From 6GB and 156 million lines down to 921 laws in 13 minutes. Here's how I filtered Lithuania's legal archive.

I continue building a law assistant app and documenting the progress along the way. Now I've decided to get a finite list of law documents. Not to guess which is important and which is not.

Collecting Data

First challenge was to collect data. I found 6GB of laws. Multiple formats are exposed: HTML, CSV, JSON, JSONL, ASCII, RDF. I chose CSV.

I'm parsing this CSV line by line. Chunking legal documents by CSV header with id and document type.

The solution is to read the document line by line (hundreds of millions of lines) and chunk by metadata header. Metadata header contains "id" and multiple other attributes, not always containing values.

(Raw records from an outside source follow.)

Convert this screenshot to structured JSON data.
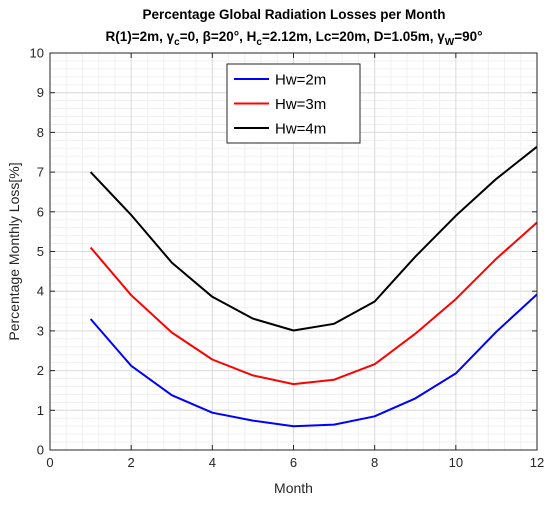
{
  "chart_data": {
    "type": "line",
    "title": "Percentage Global Radiation Losses per Month",
    "subtitle": "R(1)=2m, γc=0, β=20°, Hc=2.12m, Lc=20m, D=1.05m, γW=90°",
    "subtitle_parts": {
      "p1": "R(1)=2m, ",
      "gamma": "γ",
      "c": "c",
      "p2": "=0, ",
      "beta": "β",
      "p3": "=20°, H",
      "c2": "c",
      "p4": "=2.12m, Lc=20m, D=1.05m,  ",
      "gamma2": "γ",
      "w": "W",
      "p5": "=90°"
    },
    "xlabel": "Month",
    "ylabel": "Percentage Monthly Loss[%]",
    "xlim": [
      0,
      12
    ],
    "ylim": [
      0,
      10
    ],
    "x_ticks": [
      "0",
      "2",
      "4",
      "6",
      "8",
      "10",
      "12"
    ],
    "y_ticks": [
      "0",
      "1",
      "2",
      "3",
      "4",
      "5",
      "6",
      "7",
      "8",
      "9",
      "10"
    ],
    "grid": "on (major and minor)",
    "legend_position": "top-center",
    "x": [
      1,
      2,
      3,
      4,
      5,
      6,
      7,
      8,
      9,
      10,
      11,
      12
    ],
    "series": [
      {
        "name": "Hw=2m",
        "color": "#0000ff",
        "values": [
          3.3,
          2.12,
          1.38,
          0.94,
          0.74,
          0.6,
          0.64,
          0.85,
          1.3,
          1.93,
          2.98,
          3.92
        ]
      },
      {
        "name": "Hw=3m",
        "color": "#ff0000",
        "values": [
          5.1,
          3.9,
          2.96,
          2.28,
          1.88,
          1.66,
          1.77,
          2.16,
          2.93,
          3.8,
          4.82,
          5.73
        ]
      },
      {
        "name": "Hw=4m",
        "color": "#000000",
        "values": [
          7.0,
          5.92,
          4.72,
          3.86,
          3.31,
          3.01,
          3.18,
          3.74,
          4.87,
          5.9,
          6.83,
          7.64
        ]
      }
    ]
  }
}
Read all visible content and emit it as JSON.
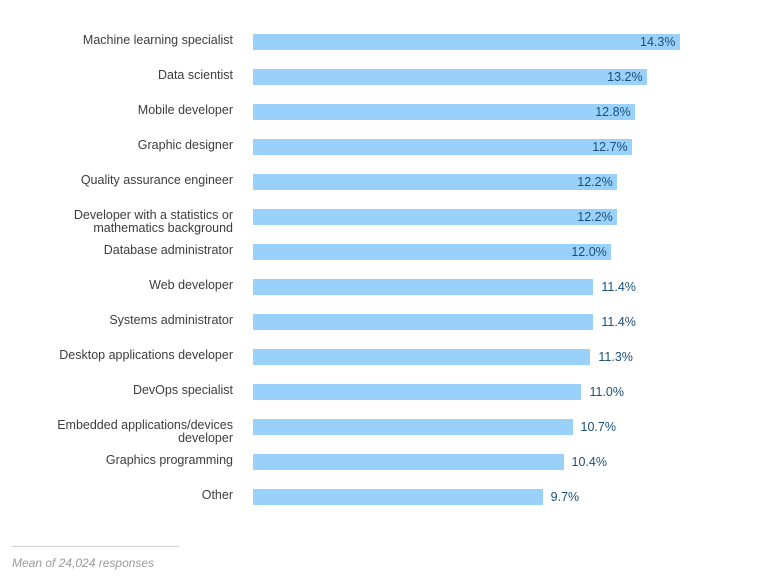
{
  "chart_data": {
    "type": "bar",
    "orientation": "horizontal",
    "title": "",
    "xlabel": "",
    "ylabel": "",
    "categories": [
      "Machine learning specialist",
      "Data scientist",
      "Mobile developer",
      "Graphic designer",
      "Quality assurance engineer",
      "Developer with a statistics or mathematics background",
      "Database administrator",
      "Web developer",
      "Systems administrator",
      "Desktop applications developer",
      "DevOps specialist",
      "Embedded applications/devices developer",
      "Graphics programming",
      "Other"
    ],
    "category_lines": [
      [
        "Machine learning specialist"
      ],
      [
        "Data scientist"
      ],
      [
        "Mobile developer"
      ],
      [
        "Graphic designer"
      ],
      [
        "Quality assurance engineer"
      ],
      [
        "Developer with a statistics or",
        "mathematics background"
      ],
      [
        "Database administrator"
      ],
      [
        "Web developer"
      ],
      [
        "Systems administrator"
      ],
      [
        "Desktop applications developer"
      ],
      [
        "DevOps specialist"
      ],
      [
        "Embedded applications/devices",
        "developer"
      ],
      [
        "Graphics programming"
      ],
      [
        "Other"
      ]
    ],
    "values": [
      14.3,
      13.2,
      12.8,
      12.7,
      12.2,
      12.2,
      12.0,
      11.4,
      11.4,
      11.3,
      11.0,
      10.7,
      10.4,
      9.7
    ],
    "value_labels": [
      "14.3%",
      "13.2%",
      "12.8%",
      "12.7%",
      "12.2%",
      "12.2%",
      "12.0%",
      "11.4%",
      "11.4%",
      "11.3%",
      "11.0%",
      "10.7%",
      "10.4%",
      "9.7%"
    ],
    "unit": "%",
    "xlim": [
      0,
      14.3
    ],
    "grid": false,
    "legend": "none",
    "bar_color": "#99d1fa",
    "label_color": "#1a4f7a"
  },
  "footnote": "Mean of 24,024 responses"
}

With the data structure understood, the next challenge was determining what to keep and what to discard.

Filtering

This archive contains multiple legal documents. I need only important ones. For now I want laws only. I do not want amendments (duplications in actual redaction of law), regulations, decrees, resolutions, orders, protocols, international law ratifications. Only laws. And law is a form of a document. Ratification is a law legalizing international law. So I need only local laws for now.

Once I knew what to filter, I needed to extract consistent metadata from inconsistent sources.

Normalizing Data

For a legal document, I want to have document name, document type, and effective date at least. Spoiler alert: metadata does not contain this data in most cases. And document type is my internal type for filtering.

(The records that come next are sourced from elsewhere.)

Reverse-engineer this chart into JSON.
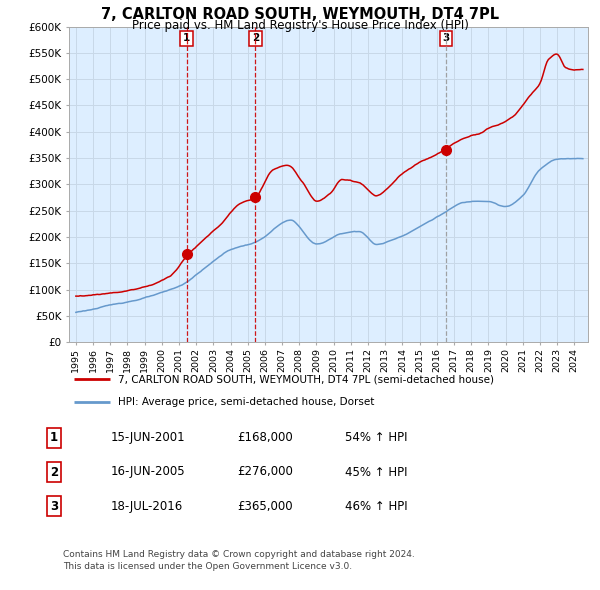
{
  "title": "7, CARLTON ROAD SOUTH, WEYMOUTH, DT4 7PL",
  "subtitle": "Price paid vs. HM Land Registry's House Price Index (HPI)",
  "legend_line1": "7, CARLTON ROAD SOUTH, WEYMOUTH, DT4 7PL (semi-detached house)",
  "legend_line2": "HPI: Average price, semi-detached house, Dorset",
  "red_color": "#cc0000",
  "blue_color": "#6699cc",
  "bg_color": "#ddeeff",
  "grid_color": "#c8d8e8",
  "sales": [
    {
      "label": "1",
      "date": "15-JUN-2001",
      "price": 168000,
      "x_year": 2001.45
    },
    {
      "label": "2",
      "date": "16-JUN-2005",
      "price": 276000,
      "x_year": 2005.45
    },
    {
      "label": "3",
      "date": "18-JUL-2016",
      "price": 365000,
      "x_year": 2016.55
    }
  ],
  "table_rows": [
    [
      "1",
      "15-JUN-2001",
      "£168,000",
      "54% ↑ HPI"
    ],
    [
      "2",
      "16-JUN-2005",
      "£276,000",
      "45% ↑ HPI"
    ],
    [
      "3",
      "18-JUL-2016",
      "£365,000",
      "46% ↑ HPI"
    ]
  ],
  "footer": "Contains HM Land Registry data © Crown copyright and database right 2024.\nThis data is licensed under the Open Government Licence v3.0.",
  "ylim": [
    0,
    600000
  ],
  "ytick_vals": [
    0,
    50000,
    100000,
    150000,
    200000,
    250000,
    300000,
    350000,
    400000,
    450000,
    500000,
    550000,
    600000
  ],
  "ytick_labels": [
    "£0",
    "£50K",
    "£100K",
    "£150K",
    "£200K",
    "£250K",
    "£300K",
    "£350K",
    "£400K",
    "£450K",
    "£500K",
    "£550K",
    "£600K"
  ],
  "xlim_start": 1994.6,
  "xlim_end": 2024.8,
  "xtick_years": [
    1995,
    1996,
    1997,
    1998,
    1999,
    2000,
    2001,
    2002,
    2003,
    2004,
    2005,
    2006,
    2007,
    2008,
    2009,
    2010,
    2011,
    2012,
    2013,
    2014,
    2015,
    2016,
    2017,
    2018,
    2019,
    2020,
    2021,
    2022,
    2023,
    2024
  ]
}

With clarity on what data I needed, the bottleneck became how fast I could process it.

Performance

In parsing 6GB of data, performance is important. Whether parsing takes 10 minutes or 100 minutes is a big difference at the prototype level. After normalizing, filtering, and refactoring, I ended up with 30 seconds per million lines. And I have hundreds of millions of lines (156 million to be precise).

Quick win for me was to ask an LLM to inspect node performance snapshot:

node --prof <your command> creates v8 performance logs
node --prof-process transforms these logs to readable profiler snapshot

Then the LLM found hotspots and optimized those. The key optimization was using a bitmask (similar to a Bloom filter) for fast document type filtering. Instead of string comparisons for every line, I create a character mask:

function maskForLetters(value: string): number {
  let mask = 0;
  for (let i = 0; i < value.length; i += 1) {
    const code = value.charCodeAt(i);
    if (code >= 97 && code <= 122) {
      mask |= 1 << (code - 97);
    } else if (code >= 65 && code <= 90) {
      mask |= 1 << (code - 65);
    }
  }
  return mask;
}

Then filter lines with a simple bitwise operation:

typescript

if ((lineMask & type.firstCharMask) === 0) continue;

This reduced processing time from 30 seconds to 5 seconds per million lines. Total processing time for 156 million lines: around 13 minutes.

Summary

As a result, I have 921 "important" laws extracted, with document name, effective date, and a link to the archive. The next step is defining a data model and parsing the important laws.